One of Lance’s key concepts – the notion of “peas in a pod” – inspired Henry to use that deal as a powerful springboard to many more wholesale deals – nine in all. After going through a playful and elaborate explanation of the way pea pods are designed, he says, “We had a complex with 40 ‘peas’, or triplexes, and my investors and I ended up picking up many of those peas. I knew if there were 20 units ripe for buying and flipping, I could work deals for some of them. It got easier as it went along and became something of a ‘repeat and rinse’ process with the non-owner-occupied units. Even though I was fast building a portfolio, there was still this smaller feel about each property that worked.”
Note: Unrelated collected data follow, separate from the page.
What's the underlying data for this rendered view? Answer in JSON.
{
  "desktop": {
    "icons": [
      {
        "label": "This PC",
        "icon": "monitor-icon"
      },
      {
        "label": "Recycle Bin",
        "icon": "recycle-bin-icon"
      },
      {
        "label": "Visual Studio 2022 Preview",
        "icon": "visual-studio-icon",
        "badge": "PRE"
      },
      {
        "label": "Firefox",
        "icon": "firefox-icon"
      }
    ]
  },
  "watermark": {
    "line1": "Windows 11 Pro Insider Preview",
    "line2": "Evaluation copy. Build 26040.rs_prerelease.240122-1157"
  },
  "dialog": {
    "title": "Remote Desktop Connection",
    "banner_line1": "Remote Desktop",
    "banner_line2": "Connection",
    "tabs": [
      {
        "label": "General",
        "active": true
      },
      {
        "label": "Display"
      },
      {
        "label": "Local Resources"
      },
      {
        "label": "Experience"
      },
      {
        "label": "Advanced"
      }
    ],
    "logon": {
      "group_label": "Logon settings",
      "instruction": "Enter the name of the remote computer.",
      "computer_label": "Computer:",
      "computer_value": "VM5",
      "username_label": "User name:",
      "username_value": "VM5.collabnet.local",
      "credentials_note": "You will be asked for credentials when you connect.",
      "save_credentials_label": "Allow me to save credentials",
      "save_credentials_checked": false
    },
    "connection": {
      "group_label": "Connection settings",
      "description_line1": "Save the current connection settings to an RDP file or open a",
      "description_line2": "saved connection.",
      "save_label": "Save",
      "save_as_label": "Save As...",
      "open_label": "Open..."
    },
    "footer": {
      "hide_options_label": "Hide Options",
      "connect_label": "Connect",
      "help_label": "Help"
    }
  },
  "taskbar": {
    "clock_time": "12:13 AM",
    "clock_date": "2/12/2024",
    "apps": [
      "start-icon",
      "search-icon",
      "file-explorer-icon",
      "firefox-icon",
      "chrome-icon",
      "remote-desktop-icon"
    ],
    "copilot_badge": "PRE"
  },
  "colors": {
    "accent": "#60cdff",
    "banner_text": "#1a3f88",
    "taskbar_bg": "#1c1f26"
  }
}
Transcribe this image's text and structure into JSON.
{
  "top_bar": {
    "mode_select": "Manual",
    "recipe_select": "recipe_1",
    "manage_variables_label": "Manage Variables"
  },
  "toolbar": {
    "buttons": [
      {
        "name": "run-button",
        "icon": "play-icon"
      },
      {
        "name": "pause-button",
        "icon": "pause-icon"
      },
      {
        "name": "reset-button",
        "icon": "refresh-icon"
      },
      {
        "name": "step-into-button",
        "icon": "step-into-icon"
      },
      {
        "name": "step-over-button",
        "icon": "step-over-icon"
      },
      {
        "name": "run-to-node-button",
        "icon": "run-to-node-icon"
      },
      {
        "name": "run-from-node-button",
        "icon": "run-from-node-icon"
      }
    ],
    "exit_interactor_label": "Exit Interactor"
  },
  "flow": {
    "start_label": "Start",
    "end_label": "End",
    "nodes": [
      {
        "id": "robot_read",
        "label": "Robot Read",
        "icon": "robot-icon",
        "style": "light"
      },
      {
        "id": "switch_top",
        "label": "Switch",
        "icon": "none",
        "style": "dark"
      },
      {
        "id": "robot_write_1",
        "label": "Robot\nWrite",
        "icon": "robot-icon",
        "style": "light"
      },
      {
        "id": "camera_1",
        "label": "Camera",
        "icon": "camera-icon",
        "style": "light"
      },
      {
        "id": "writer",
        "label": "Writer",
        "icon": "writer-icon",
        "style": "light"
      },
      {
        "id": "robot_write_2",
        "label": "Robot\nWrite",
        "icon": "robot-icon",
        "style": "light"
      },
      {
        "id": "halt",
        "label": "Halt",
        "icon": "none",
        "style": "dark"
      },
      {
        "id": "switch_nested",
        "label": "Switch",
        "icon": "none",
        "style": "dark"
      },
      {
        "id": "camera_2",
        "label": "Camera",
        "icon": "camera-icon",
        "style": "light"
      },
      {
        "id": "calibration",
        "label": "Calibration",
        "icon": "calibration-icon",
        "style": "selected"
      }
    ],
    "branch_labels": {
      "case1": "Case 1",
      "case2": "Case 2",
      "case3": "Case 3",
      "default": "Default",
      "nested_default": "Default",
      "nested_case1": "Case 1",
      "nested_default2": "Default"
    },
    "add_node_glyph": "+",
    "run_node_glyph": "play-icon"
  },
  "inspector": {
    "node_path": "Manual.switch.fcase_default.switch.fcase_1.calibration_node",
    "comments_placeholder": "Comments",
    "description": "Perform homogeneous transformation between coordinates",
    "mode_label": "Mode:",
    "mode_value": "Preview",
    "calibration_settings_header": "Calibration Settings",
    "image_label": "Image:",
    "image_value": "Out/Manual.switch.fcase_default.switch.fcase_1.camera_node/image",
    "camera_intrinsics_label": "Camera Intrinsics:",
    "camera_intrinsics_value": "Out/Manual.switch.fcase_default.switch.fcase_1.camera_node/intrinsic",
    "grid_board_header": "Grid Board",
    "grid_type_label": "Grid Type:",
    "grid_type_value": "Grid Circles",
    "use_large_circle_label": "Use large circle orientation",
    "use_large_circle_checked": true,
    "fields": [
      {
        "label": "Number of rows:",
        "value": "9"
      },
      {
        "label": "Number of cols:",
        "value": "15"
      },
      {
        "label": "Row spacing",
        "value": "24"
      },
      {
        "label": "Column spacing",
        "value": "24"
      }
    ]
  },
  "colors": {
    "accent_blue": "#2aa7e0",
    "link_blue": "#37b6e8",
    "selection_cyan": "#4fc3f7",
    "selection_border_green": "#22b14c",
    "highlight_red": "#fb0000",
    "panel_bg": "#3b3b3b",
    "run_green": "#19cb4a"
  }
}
Henry’s desire to stay away from the landlord realm and continue to wholesale led him to much larger deals where he served as “matchmaker” between investors and buyers – including one where he earned a $25,000 commission on a $5 million dollar deal. He’s found that in recent years, the market is more challenging than it was during the darker days of the Great Recession. While he’s still involved from time to time in four and eightplexes, he’s often looking for situations where tax delinquency, divorce, death or financial hardship open up more streamlined opportunities to wholesale.

This multi-faceted success and Henry’s ongoing desire to find properties, connect people and make deals inspired him to emulate Lance in another way. Eight years ago, as an extension of his matchmaking endeavors, he created a local Fresno area real estate Meetup group to provide networking opportunities and a support system for local investors. Meeting on average of once a month, the community – which boasts a total of 500 overall members and 20-30 who meet regularly – has several different subgroups related to matchmaking and wholesaling. He proudly points to the incredible breakthrough success of one member, a copy machine salesman who knew nothing about real estate coming in and now owns over 44 rental units.

 “I love helping and educating people, and paying my success forward so that others may enjoy success in this challenging business,” Henry says. “I find that teaching lends me credibility because people look at the person running the group as one with authority. But the most important part of this group is the networking and leveraging possibilities. Instead of me having to do mailings and look for sellers on my own, I have an incredible pool of people who already have investments and who can bring opportunities to me. I have such fond memories of Lance’s weekly support meetings, and likewise, my group is a place where people can feel free to go over any issues, discuss their struggles and work on solutions in a judgement free environment.”

As someone who once toiled in a corporate setting, Henry is thrilled that his success as an independent investor and matchmaker have given him a flexible schedule that has allowed him to spend time with his 18 and 13-year-old daughters. Since his older one is currently attending the University of Kentucky, these days that includes the opportunity to get on a plane and share a football game at the school with her. He remembers being inspired when Lance told him that one of his motivations was having enough money to send his daughter to whatever college she wanted to apply to. Now, Henry is living that “dad dream” himself.

Ever the entrepreneur, Henry also currently has a safety training business, which he purchased from a friend during the depth of the recession. Once a half million dollar a year business, Henry has restored it to its former success and grown it significantly. 

“My whole family has always been entrepreneurial,” he says, “and with both this business and my real estate endeavors, the reward is the enjoyment I get in having that flexibility to get up and go when I want. Time and freedom are everything. I’ve found that the key to being successful in this business is consistency. You’re going to have good days and bad days, but you have to commit the daily, weekly and monthly effort. We live in an era of instant gratification, but in this world, results are all about taking the time and putting in the work.”